On the Road to Damascus

Sunday 5th May 2024

“Saul, Saul, why do you persecute me?”

“Who are you, Lord?” Saul asked.

“I am Jesus, whom you are persecuting,” he replied.
Acts 9:4-5 (NIV)

Dear Brothers and Sisters,

On the Road to Damascus
Saul’s conversion on the road to Damascus still ranks as one of the most dramatic moments in history.  We still speak of a ‘Damascus road experience’ to describe an event that is life-changing.  It certainly changed Saul’s life for ever, and for good.

He had been on his way to Damascus to look for those “who belonged to the Way,” (believers were not called ‘Christians’ until Acts 11), so that he might “take them as prisoners to Jerusalem.”  If you had met him on the road and asked him what he was doing, he could well have responded, “I am persecuting the church.”

That makes the conversation he has on the road all the more remarkable, when the risen Lord Jesus literally stops Saul in his tracks and asks him, “Why are you persecuting me?”  Saul might easily have responded, “Well I don’t know who you are, but there’s been some mistake.  I’m not persecuting you; I’m persecuting the church.”

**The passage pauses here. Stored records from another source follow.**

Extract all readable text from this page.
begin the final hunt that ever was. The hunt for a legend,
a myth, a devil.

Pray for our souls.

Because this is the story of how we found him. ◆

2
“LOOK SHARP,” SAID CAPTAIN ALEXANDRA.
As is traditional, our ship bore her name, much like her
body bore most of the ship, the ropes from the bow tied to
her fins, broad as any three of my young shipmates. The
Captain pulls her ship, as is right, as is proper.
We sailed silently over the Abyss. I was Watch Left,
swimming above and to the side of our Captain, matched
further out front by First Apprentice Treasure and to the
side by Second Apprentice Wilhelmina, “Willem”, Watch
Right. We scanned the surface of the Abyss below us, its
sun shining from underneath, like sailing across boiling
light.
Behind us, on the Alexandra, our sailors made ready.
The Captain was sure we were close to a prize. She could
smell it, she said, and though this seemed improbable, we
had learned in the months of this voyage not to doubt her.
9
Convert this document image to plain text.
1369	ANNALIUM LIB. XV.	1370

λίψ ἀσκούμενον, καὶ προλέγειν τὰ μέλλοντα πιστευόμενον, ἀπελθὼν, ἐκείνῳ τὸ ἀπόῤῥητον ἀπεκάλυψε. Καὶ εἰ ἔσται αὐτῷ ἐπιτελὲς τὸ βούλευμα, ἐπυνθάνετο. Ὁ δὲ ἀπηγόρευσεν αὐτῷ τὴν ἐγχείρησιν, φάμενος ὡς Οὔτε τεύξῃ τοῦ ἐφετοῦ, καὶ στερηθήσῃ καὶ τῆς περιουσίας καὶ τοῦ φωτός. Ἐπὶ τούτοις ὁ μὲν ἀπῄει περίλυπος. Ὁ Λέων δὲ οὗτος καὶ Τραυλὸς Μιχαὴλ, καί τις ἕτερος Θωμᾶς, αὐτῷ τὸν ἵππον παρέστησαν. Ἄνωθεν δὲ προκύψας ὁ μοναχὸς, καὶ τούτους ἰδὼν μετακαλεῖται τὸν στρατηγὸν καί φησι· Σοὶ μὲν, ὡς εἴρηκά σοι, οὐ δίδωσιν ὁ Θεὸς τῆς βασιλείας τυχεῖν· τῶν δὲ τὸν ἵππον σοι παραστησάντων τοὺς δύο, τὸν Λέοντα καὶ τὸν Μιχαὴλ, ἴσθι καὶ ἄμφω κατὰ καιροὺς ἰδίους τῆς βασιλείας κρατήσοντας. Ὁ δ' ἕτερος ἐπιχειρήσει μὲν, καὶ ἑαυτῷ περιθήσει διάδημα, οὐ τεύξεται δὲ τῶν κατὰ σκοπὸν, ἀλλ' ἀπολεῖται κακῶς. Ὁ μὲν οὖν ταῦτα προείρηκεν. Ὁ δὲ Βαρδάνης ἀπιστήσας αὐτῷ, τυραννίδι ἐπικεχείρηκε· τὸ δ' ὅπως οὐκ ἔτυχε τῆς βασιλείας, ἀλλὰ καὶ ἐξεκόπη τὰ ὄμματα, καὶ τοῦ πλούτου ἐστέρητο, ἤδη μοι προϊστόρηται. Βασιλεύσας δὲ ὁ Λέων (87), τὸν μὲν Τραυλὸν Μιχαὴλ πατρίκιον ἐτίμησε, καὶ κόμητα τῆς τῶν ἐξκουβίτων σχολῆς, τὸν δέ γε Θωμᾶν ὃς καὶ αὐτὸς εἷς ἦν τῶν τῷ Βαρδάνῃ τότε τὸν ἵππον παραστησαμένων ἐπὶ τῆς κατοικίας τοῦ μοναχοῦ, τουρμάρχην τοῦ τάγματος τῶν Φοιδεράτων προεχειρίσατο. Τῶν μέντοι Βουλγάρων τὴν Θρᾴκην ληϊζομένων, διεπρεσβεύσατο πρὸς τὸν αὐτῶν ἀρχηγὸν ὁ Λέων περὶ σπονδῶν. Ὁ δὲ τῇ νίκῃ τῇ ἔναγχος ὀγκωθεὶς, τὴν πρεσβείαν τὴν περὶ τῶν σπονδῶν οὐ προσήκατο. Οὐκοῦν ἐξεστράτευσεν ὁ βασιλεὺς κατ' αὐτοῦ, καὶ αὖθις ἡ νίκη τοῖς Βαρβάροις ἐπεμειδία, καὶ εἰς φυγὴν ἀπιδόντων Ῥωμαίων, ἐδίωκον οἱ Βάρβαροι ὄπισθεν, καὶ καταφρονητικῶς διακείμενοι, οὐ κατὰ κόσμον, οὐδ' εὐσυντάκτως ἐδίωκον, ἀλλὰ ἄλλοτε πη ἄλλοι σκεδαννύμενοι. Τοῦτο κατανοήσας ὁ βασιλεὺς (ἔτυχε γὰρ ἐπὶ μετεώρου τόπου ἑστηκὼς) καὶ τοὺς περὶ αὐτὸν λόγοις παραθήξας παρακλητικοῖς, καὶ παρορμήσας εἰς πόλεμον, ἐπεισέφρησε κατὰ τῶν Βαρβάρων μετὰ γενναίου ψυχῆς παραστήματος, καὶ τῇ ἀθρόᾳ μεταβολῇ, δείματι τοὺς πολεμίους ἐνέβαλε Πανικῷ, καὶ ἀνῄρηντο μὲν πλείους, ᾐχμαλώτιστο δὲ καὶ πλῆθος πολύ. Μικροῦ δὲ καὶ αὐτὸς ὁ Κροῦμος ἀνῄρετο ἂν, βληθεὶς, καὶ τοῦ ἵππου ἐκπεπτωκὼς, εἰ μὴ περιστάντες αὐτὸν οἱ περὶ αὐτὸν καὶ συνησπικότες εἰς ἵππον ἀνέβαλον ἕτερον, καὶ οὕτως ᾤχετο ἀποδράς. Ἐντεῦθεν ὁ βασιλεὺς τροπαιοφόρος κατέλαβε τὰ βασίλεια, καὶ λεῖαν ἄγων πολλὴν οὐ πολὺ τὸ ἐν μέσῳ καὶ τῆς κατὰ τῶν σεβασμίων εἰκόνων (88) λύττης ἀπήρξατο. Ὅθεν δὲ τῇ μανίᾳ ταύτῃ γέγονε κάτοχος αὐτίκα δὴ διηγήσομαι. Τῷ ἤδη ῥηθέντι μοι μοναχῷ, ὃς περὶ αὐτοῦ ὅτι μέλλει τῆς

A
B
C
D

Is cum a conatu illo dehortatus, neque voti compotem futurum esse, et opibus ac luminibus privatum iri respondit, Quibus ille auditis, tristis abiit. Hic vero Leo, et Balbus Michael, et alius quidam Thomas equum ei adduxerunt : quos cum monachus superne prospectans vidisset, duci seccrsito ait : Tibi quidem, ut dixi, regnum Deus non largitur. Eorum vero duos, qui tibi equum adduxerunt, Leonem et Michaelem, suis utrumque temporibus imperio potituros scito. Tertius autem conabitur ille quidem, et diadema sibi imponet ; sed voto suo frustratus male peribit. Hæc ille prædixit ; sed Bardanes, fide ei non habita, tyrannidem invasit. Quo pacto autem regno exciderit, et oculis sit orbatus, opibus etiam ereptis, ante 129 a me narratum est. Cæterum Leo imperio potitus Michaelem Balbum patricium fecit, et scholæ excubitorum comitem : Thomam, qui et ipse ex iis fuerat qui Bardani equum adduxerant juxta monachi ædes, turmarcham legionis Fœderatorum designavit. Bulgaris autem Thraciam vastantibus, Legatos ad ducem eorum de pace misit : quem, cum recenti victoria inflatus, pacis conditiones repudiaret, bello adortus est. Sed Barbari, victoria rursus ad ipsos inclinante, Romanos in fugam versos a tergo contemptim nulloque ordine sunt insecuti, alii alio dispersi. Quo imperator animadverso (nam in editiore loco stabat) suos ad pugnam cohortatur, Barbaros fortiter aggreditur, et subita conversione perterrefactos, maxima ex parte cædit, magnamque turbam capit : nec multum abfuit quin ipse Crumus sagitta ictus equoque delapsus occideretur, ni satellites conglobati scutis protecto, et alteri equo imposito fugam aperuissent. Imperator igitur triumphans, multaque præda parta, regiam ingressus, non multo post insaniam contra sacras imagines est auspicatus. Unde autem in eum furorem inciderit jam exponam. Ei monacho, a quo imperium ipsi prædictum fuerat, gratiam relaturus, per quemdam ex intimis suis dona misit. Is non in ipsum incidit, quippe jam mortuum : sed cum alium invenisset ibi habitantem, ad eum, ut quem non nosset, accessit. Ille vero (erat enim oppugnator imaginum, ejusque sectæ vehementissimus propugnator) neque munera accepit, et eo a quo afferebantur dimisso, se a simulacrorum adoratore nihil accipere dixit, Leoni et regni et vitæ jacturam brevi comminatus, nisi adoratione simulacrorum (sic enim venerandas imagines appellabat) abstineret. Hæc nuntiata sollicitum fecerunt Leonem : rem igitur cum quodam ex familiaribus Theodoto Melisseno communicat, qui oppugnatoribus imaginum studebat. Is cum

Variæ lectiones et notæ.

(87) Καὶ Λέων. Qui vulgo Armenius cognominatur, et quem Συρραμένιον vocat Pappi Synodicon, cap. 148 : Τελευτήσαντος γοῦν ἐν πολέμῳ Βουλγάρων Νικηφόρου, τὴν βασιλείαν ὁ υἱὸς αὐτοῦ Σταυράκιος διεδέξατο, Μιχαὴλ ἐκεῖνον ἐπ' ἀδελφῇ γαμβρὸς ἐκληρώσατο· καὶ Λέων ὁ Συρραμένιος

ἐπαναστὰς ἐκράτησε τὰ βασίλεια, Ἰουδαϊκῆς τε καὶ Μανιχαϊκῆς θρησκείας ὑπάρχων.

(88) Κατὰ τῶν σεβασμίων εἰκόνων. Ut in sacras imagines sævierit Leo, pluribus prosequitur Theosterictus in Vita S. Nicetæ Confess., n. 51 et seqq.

But Jesus so identifies with his people that to persecute them is to persecute him.  And later Saul (by which time he is known as Paul) comes to understand this, that Christians have Christ himself dwelling in them by his Spirit and they themselves are ‘in Christ.’  He will even say that Christ and the church are united in the same way that a head is united to the body.

This has at least two important implications.  One is the comfort it gives to Christians who are suffering for their faith – from those who are in danger for their lives as they are in some countries today to those who are mocked by their colleagues or shunned by their friends because of their faith in Christ.  If we ever find ourselves suffering for knowing Jesus, we can be sure that he is right there with us in the suffering.  He feels it too.

Another implication is that, if Jesus so identifies with his people, then can his people do any less?  How can we keep our distance from other Christians when Jesus puts himself so closely alongside them?  It is noteworthy that the first thing Jesus asks Saul to do is to go into the city of Damascus and to find the believers there – the very people he had been on his way to persecute (much to the surprise of at least one believer there!).  He is called to identify with them.

Lord, thank you for the way you identify with us as your people; may we be faithful ourselves, in identifying both with you and your people.  Amen.